My mother’s eyes flew to mine as I tiptoed into the room. She stared at me over Charlotte’s hair, her eyes narrowed into question marks. I didn’t know how to answer her unspoken queries. Not tonight. Not yet. As I drew close I could see that my mother’s face was puffy, her eyes watery. Had she just been crying?
“Sorry,” I mouthed at her. She blinked at me and then looked away, resting her cheek atop her granddaughter’s head. Not her granddaughter’s, I thought. How much longer would we have Charlotte? It occurred to me for the first time that this was going to destroy my mother. I tried not to think of what it was going to do to me. Already it felt like the floor was giving way beneath me, and if I looked down I’d see a bottomless abyss. I was trying so hard not to look, but I could sense it there, the familiar black pit of despair.
Charlotte stirred then and opened her eyes, noticed me standing there. She fixed her dark gaze on mine and dropped her thumb from her mouth. Her arms shot out as she heaved herself out of my mother’s lap and toward me. “Mimi.”
Like a royal edict: Pick me up.
I lifted her into my arms and she crumpled against my shoulder, thumb back in her mouth, already half-asleep. My mother, denuded of grandchild, rose from the chair and edged past me. She wouldn’t meet my eyes as she walked stiffly toward the bedroom door.
“Mom,” I whispered urgently, but she was already gone.
I settled into the warm, rump-shaped spot that my mother had left in the seat.
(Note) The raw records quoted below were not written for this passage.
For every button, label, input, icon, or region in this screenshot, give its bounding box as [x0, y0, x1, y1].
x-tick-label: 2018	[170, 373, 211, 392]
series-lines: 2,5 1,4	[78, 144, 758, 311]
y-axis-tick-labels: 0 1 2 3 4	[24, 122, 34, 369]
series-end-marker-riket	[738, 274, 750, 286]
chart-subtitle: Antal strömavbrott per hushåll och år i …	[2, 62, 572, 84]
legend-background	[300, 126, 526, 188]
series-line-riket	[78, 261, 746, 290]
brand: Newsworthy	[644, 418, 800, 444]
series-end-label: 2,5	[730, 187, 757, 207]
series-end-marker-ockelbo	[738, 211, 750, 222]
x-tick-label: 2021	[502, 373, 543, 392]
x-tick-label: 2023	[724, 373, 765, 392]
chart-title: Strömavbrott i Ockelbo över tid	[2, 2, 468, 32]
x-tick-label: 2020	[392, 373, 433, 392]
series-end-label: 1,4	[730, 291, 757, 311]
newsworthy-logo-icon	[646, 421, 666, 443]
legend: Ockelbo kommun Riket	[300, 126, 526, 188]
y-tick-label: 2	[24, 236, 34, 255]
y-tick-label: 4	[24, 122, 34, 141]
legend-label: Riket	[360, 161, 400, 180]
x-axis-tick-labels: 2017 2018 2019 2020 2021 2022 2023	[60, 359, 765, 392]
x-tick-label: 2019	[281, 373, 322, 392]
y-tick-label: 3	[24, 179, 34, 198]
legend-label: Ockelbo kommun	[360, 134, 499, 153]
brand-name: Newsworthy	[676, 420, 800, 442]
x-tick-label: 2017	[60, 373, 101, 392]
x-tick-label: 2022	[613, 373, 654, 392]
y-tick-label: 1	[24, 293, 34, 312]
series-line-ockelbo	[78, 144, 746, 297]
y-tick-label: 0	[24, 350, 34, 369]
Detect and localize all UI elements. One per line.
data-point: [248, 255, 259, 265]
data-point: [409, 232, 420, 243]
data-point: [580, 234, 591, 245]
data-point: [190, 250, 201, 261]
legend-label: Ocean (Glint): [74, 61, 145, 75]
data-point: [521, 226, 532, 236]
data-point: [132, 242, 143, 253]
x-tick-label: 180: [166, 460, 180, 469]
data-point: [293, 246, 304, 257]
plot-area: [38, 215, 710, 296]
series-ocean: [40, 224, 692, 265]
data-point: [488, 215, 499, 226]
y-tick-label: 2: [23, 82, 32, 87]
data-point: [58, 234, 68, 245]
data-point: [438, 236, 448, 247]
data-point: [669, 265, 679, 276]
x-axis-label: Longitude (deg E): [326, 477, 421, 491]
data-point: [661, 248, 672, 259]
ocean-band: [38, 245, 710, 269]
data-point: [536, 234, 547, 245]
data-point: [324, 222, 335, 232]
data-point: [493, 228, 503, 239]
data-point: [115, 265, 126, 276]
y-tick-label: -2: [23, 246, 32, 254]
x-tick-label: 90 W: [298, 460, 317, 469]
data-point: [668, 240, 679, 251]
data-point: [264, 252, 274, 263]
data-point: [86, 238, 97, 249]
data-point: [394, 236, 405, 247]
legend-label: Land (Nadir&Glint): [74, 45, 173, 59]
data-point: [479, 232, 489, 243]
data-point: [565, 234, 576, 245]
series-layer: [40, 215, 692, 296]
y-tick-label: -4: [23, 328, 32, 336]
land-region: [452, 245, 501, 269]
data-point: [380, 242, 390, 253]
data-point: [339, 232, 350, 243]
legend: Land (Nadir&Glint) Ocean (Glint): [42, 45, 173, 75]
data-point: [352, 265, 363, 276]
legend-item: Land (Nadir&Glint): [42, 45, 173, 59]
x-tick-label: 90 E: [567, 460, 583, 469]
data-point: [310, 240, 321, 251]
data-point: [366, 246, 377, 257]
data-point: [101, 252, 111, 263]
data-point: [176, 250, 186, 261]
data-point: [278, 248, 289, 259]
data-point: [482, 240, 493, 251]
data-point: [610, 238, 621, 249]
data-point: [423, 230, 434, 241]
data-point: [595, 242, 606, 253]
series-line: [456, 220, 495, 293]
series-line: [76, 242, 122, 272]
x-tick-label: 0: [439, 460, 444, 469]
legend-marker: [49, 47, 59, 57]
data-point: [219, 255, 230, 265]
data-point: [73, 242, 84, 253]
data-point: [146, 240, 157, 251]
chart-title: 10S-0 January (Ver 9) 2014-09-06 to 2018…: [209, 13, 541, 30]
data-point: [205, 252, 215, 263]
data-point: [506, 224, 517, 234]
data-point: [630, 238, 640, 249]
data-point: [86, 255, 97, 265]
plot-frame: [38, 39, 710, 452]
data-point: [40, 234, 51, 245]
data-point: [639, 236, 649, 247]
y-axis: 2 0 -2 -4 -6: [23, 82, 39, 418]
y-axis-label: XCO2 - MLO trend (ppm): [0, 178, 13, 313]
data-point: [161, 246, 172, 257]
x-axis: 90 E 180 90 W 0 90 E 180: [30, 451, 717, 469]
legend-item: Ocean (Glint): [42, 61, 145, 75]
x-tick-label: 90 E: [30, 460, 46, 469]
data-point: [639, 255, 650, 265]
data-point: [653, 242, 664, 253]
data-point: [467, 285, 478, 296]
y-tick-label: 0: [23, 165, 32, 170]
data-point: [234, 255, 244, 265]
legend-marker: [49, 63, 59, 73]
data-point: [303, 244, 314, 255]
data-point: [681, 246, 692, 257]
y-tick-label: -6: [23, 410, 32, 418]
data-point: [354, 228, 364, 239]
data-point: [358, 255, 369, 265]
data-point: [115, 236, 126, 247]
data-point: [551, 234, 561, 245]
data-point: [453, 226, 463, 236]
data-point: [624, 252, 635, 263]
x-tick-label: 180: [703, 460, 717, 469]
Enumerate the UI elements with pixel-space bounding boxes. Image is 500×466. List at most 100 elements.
Charlotte nestled into my chest, her breath fast and hot on my neck, her hummingbird heartbeat racing against my slow one. The bunnies on her feet twitched as she slid into sleep. She was so much more alive than I felt, and so vulnerable because of it. I imagined her wandering in the desert all by herself, dwarfed by prickly cacti, stalked by coyotes, lost under an unforgiving sky. I imagined her being swept up into a stranger’s arms, crying out with alarm.
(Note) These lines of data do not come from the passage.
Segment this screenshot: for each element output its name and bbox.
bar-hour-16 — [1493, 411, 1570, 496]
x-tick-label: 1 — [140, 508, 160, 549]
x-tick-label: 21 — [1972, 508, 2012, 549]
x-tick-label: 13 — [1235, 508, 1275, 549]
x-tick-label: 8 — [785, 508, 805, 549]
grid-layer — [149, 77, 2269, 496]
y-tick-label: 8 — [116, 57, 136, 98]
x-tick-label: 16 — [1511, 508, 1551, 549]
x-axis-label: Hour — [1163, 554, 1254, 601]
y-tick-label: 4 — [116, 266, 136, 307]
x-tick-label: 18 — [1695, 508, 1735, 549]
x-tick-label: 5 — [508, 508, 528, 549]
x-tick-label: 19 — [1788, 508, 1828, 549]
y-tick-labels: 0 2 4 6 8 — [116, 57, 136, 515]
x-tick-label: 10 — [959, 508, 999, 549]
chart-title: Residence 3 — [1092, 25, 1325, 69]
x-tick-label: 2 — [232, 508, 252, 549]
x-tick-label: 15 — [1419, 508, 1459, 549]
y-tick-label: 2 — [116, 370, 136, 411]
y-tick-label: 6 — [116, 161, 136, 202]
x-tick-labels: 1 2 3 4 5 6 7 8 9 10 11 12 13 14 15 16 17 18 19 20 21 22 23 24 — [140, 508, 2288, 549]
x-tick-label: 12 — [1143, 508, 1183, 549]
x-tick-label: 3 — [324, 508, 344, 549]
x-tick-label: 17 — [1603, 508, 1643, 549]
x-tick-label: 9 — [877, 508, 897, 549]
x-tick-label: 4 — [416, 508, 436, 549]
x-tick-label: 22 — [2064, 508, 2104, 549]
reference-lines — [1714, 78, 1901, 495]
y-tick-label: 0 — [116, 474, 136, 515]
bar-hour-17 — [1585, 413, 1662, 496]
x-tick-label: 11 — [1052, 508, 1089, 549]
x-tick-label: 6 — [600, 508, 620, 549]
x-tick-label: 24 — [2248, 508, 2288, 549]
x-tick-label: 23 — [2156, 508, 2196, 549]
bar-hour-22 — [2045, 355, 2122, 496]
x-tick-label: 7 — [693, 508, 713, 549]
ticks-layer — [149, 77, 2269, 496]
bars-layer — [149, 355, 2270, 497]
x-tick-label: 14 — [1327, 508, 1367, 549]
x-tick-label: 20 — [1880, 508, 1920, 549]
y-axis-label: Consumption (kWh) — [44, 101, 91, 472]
I wept into Charlotte’s hair, until we both finally fell asleep.
16
EXHAUSTION KNOCKED ME DOWN, and then anxiety woke me up. I lay in bed, listening to the thrum of the compressor pumping cold air through the vent over my head. In the oak tree outside the window, a songbird pierced the dawn with a plaintive cry for companionship. The sky was the color of wet sand.